Chacho melihat ke arah mereka berdua dengan sorot prihatin. "Uhm, Papi, mungkin kita bisa carikan ayam untuk adikmu—"
"Diam kau! Tak usah memberi harapan kosong padanya! Kita berada di tengah gurun, Bodoh!" Alexander berpaling ke arah Chacho sebentar, rautnya antara frustrasi dan kesal. Ia menurunkan daging bakar di tangan kanannya, duduk di samping sang adik tanpa bersuara lagi, lantas memakan daging itu sendiri dengan lahap.
Ezra memperhatikannya dengan mata berkaca-kaca. Perlahan, air mata turun membasahi pipinya yang kotor terkena debu, dan tak berapa lama anak laki-laki 10 tahun itu merengek stres.

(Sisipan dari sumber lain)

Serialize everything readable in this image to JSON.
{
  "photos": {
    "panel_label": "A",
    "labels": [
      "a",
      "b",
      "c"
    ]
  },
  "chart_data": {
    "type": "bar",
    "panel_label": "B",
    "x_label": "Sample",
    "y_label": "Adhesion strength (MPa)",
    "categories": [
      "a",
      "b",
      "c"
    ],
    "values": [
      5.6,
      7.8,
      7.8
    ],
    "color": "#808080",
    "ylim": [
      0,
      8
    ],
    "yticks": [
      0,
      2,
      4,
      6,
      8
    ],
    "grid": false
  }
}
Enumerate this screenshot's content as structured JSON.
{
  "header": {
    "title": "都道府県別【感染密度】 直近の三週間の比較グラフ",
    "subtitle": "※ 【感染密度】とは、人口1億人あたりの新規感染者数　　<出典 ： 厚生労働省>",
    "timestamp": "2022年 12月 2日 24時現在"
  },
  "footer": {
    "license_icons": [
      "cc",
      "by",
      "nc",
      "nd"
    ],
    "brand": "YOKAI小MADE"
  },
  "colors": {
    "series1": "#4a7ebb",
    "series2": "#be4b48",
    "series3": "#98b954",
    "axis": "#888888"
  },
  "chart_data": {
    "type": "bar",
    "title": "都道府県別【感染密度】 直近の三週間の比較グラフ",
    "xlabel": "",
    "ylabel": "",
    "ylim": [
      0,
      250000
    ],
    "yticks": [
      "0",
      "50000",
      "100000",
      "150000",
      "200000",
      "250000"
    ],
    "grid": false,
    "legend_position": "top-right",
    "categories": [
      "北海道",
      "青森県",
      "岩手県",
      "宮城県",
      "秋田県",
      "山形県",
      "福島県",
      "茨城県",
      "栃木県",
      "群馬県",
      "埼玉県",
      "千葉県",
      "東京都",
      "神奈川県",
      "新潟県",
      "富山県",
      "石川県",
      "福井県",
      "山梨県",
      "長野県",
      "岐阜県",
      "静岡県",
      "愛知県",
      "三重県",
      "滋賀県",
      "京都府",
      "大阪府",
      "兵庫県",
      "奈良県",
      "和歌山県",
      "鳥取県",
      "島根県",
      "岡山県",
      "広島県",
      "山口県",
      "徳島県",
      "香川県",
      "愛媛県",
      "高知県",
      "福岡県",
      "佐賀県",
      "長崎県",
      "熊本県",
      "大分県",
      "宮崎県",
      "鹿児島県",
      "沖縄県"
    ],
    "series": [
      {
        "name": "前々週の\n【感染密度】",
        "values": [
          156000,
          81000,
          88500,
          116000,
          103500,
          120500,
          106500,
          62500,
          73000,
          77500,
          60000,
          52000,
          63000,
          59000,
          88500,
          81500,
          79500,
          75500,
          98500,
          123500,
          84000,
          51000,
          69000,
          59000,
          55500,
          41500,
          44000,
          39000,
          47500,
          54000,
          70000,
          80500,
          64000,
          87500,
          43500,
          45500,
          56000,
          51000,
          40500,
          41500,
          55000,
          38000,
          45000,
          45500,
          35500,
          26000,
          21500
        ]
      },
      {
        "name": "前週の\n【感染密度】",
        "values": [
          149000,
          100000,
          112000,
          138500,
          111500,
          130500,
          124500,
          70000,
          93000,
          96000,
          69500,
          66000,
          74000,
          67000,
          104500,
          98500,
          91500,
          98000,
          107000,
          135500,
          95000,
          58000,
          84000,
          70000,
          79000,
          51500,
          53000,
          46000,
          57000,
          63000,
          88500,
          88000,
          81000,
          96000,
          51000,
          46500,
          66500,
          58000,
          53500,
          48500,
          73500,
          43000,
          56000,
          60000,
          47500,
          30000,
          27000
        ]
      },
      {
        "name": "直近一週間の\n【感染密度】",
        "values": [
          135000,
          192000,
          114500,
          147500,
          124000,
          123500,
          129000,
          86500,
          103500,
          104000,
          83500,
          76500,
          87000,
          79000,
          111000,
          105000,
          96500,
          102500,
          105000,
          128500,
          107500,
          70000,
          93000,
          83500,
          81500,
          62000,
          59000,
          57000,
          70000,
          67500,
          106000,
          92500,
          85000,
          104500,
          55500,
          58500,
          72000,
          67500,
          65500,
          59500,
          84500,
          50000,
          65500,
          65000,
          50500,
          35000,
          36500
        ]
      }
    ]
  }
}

"Mama... Mamaaa!! Mama, Ezra mau pulang!"
Alexander meliriknya sekilas. "Pulang ke mana? Ke Jakarta, atau menyusul Mama ke Surga?" tanyanya datar.
"ALEX!" Kali ini Chacho yang berteriak. "Ayolah, dia 'kan adikmu. Lebih haluslah sedikit..."
"Mamaaa! Kakak jahat, Ma...!"
Alexander mendengus, sukses melahap daging yang tadinya ditolak Ezra hingga habis. "Dasar bayi," cetusnya pendek.
"Arghh!!" Ezra memekik. Ia berdiri, memukul Alexander bertubi-tubi dengan tinju dan cakaran. Chacho susah payah melerai keduanya.
"Berhenti, kalian! Berhenti! Ya ampun, kalian sama-sama bayi, tahu?!"
BUGGH!!
"AWWW!!" Chacho meringis kesakitan, mundur dari arena pertarungan sambil mengelus rahangnya. Entah tinju siapa yang baru saja nyasar. Ia memperhatikan kakak-beradik Aranda tengah bergulat di atas rumput kering. Yang kecil sukses menindih sang kakak dan memitingnya.
"Minta maaf padaku! Cepat minta maaf!" Ezra mendelik buas dengan mata memerah.
"Minggir kau! Berhenti menindihku!" Alexander melotot tak kalah galaknya.
"MINTA MAAF DULU!"
"KAU YANG CENGENG KENAPA AKU YANG MINTA MAAF?!"
"Sudah, Ezito. Kakakmu sudah pucat pasi kau cekik begitu." Chacho menarik Ezra agar menyingkir dari tubuh Alexander, separuh mengangkatnya.
"LEPASIN!" Ezra berontak, membebaskan diri dari pegangan kuat Chacho. Saat ia berhasil dan bersiap menyerang Alexander lagi, gerakannya terhenti. Anak itu melihat Alexander berdiri perlahan, baru menyeka bulir air yang lolos turun dari sudut mata kanannya.
Keduanya bertatapan dalam diam.
Ezra menubruk sang kakak, memeluknya erat sambil menangis. Alexander balas memeluknya, mengecup ubun-ubun Ezra tanpa berkata apa-apa.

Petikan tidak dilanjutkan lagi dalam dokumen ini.